Our rare satellite

Observations from the Spitzer Space Telescope indicate that satellites created from collisions occur in only 5 to 10 percent of planetary systems. Provided by the Jet Propulsion Laboratory, Pasadena, California
By | Published: November 20, 2007 | Last updated on May 18, 2023
Full Moon mosaic
Scientists believe the moon arose about 30 to 50 million years after our Sun was born, and after our rocky planets had begun to take shape.
Robert Reeves
November 20, 2007
The next time you take a moonlit stroll, or admire a full, bright-white Moon looming in the night sky, you might count yourself lucky. New observations from NASA’s Spitzer Space Telescope suggest that moons like Earth’s — that formed out of tremendous collisions — are uncommon in the universe, arising at most in only 5 to 10 percent of planetary systems.

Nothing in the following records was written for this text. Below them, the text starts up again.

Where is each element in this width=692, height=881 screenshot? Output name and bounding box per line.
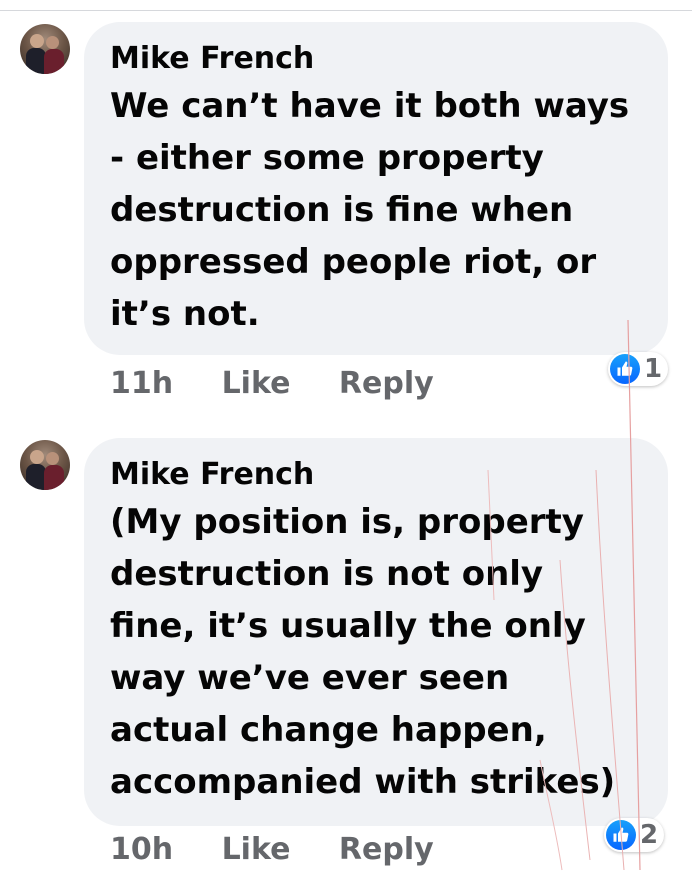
avatar[interactable] xyxy=(20,24,70,74)
reaction-count[interactable]: 1 xyxy=(608,352,669,386)
reaction-count[interactable]: 2 xyxy=(604,818,665,852)
timestamp[interactable]: 10h xyxy=(110,832,173,867)
like-button[interactable]: Like xyxy=(222,832,291,867)
comment-actions: 10h Like Reply xyxy=(110,832,472,867)
timestamp[interactable]: 11h xyxy=(110,366,173,401)
comment-bubble: Mike French We can’t have it both ways -… xyxy=(84,22,668,355)
reaction-number: 1 xyxy=(644,354,663,384)
reply-button[interactable]: Reply xyxy=(339,366,434,401)
avatar[interactable] xyxy=(20,440,70,490)
comment-bubble: Mike French (My position is, property de… xyxy=(84,438,668,826)
comment-author[interactable]: Mike French xyxy=(110,40,640,78)
comment-text: We can’t have it both ways - either some… xyxy=(110,86,630,334)
reaction-number: 2 xyxy=(640,820,659,850)
comment-actions: 11h Like Reply xyxy=(110,366,472,401)
top-divider xyxy=(0,10,692,11)
like-thumb-icon xyxy=(606,820,636,850)
reply-button[interactable]: Reply xyxy=(339,832,434,867)
comment-author[interactable]: Mike French xyxy=(110,456,640,494)
like-thumb-icon xyxy=(610,354,640,384)
like-button[interactable]: Like xyxy=(222,366,291,401)
comment-text: (My position is, property destruction is… xyxy=(110,502,616,802)
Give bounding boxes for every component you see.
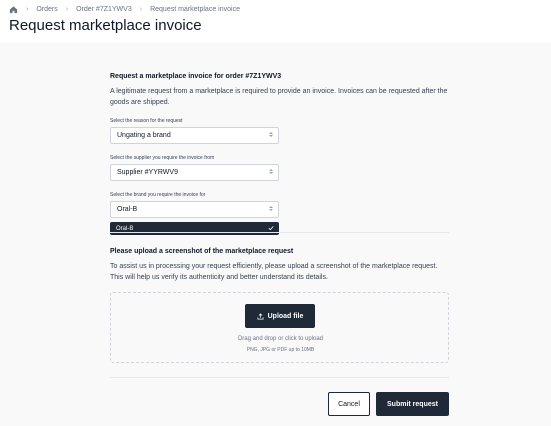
supplier-value: Supplier #YYRWV9 xyxy=(117,169,178,176)
upload-dropzone[interactable]: Upload file Drag and drop or click to up… xyxy=(110,292,449,363)
divider xyxy=(110,232,449,233)
upload-heading: Please upload a screenshot of the market… xyxy=(110,248,294,255)
upload-button-label: Upload file xyxy=(267,312,304,320)
upload-formats: PNG, JPG or PDF up to 10MB xyxy=(246,347,315,353)
upload-icon xyxy=(257,312,264,319)
supplier-select[interactable]: Supplier #YYRWV9 xyxy=(110,164,279,181)
form-description: A legitimate request from a marketplace … xyxy=(110,88,448,106)
chevron-up-down-icon xyxy=(269,206,273,211)
brand-value: Oral-B xyxy=(117,206,138,213)
chevron-right-icon: › xyxy=(65,5,69,13)
chevron-up-down-icon xyxy=(269,132,273,137)
cancel-button[interactable]: Cancel xyxy=(328,392,370,416)
chevron-up-down-icon xyxy=(269,169,273,174)
chevron-right-icon: › xyxy=(26,5,29,13)
page-title: Request marketplace invoice xyxy=(9,17,202,34)
home-icon[interactable] xyxy=(9,5,18,14)
breadcrumb-item-order[interactable]: Order #7Z1YWV3 xyxy=(76,6,132,13)
reason-select[interactable]: Ungating a brand xyxy=(110,127,279,144)
upload-file-button[interactable]: Upload file xyxy=(245,304,315,328)
breadcrumb-item-current: Request marketplace invoice xyxy=(150,5,240,13)
submit-request-button[interactable]: Submit request xyxy=(376,392,449,416)
reason-label: Select the reason for the request xyxy=(110,118,183,124)
chevron-right-icon: › xyxy=(139,5,143,13)
brand-option-label: Oral-B xyxy=(116,225,134,232)
form-area: Request a marketplace invoice for order … xyxy=(0,42,551,426)
breadcrumb: › Orders › Order #7Z1YWV3 › Request mark… xyxy=(9,4,240,14)
check-icon xyxy=(268,226,274,231)
breadcrumb-item-orders[interactable]: Orders xyxy=(36,6,57,13)
brand-option-oral-b[interactable]: Oral-B xyxy=(110,222,279,235)
divider xyxy=(110,377,449,378)
supplier-label: Select the supplier you require the invo… xyxy=(110,155,215,161)
reason-value: Ungating a brand xyxy=(117,132,171,139)
upload-hint: Drag and drop or click to upload xyxy=(237,336,324,342)
form-heading: Request a marketplace invoice for order … xyxy=(110,73,282,80)
page-header: › Orders › Order #7Z1YWV3 › Request mark… xyxy=(0,0,551,42)
brand-label: Select the brand you require the invoice… xyxy=(110,192,206,198)
upload-description: To assist us in processing your request … xyxy=(110,263,438,281)
brand-select[interactable]: Oral-B xyxy=(110,201,279,218)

“When a moon forms from a violent collision, dust should be blasted everywhere,” said Nadya Gorlova of the University of Florida, Gainesville, lead author of a new study appearing November 20 in the Astrophysical Journal. “If there were lots of moons forming, we would have seen dust around lots of stars — but we didn’t.”

It’s hard to imagine Earth without a moon. Our familiar white orb has long been the subject of art, myth and poetry. Wolves howl at it, and humans have left footprints in its soil. Life itself might have evolved from the ocean to land thanks to tides induced by the Moon’s gravity.

Scientists believe the Moon arose about 30 to 50 million years after our Sun was born, and after our rocky planets had begun to take shape. A body as big as Mars is thought to have smacked into our infant Earth, breaking off a piece of its mantle. Some of the resulting debris fell into orbit around Earth, eventually coalescing into the moon we see today. The other moons in our solar system either formed simultaneously with their planet or were captured by their planet’s gravity.

Gorlova and her colleagues looked for the dusty signs of similar smash-ups around 400 stars that are all about 30 million years old — roughly the age of our sun when Earth’s Moon formed. They found that only 1 out of the 400 stars is immersed in the telltale dust. Taking into consideration the amount of time the dust should stick around, and the age range at which moon-forming collisions can occur, the scientists then calculated the probability of a solar system making a satellite like Earth’s to be at most 5 to 10 percent.

“We don’t know that the collision we witnessed around the one star is definitely going to produce a moon, so moon-forming events could be much less frequent than our calculation suggests,” said George Rieke of the University of Arizona, Tucson, a co-author of the study.

In addition, the observations tell astronomers that the planet-building process itself winds down by 30 million years after a star is born. Like our Moon, rocky planets are built up through messy collisions that spray dust all around.

Current thinking holds that this process lasts from about 10 to 50 million years after a star forms. The fact that Gorlova and her team found only 1 star out of 400 with collision-generated dust indicates that the 30-million-year-old stars in the study have, for the most part, finished making their planets.

“Astronomers have observed young stars with dust swirling around them for more than 20 years now,” said Gorlova. “But those stars are usually so young that their dust could be left over from the planet-formation process. The star we have found is older, at the same age our Sun was when it had finished making planets and the Earth-Moon system had just formed in a collision.”

For moon lovers, the news isn’t all bad. For one thing, moons can form in different ways. And, even though the majority of rocky planets in the universe might not have moons like Earth’s, astronomers believe there are billions of rocky planets out there. Five to 10 percent of billions is still a lot of moons.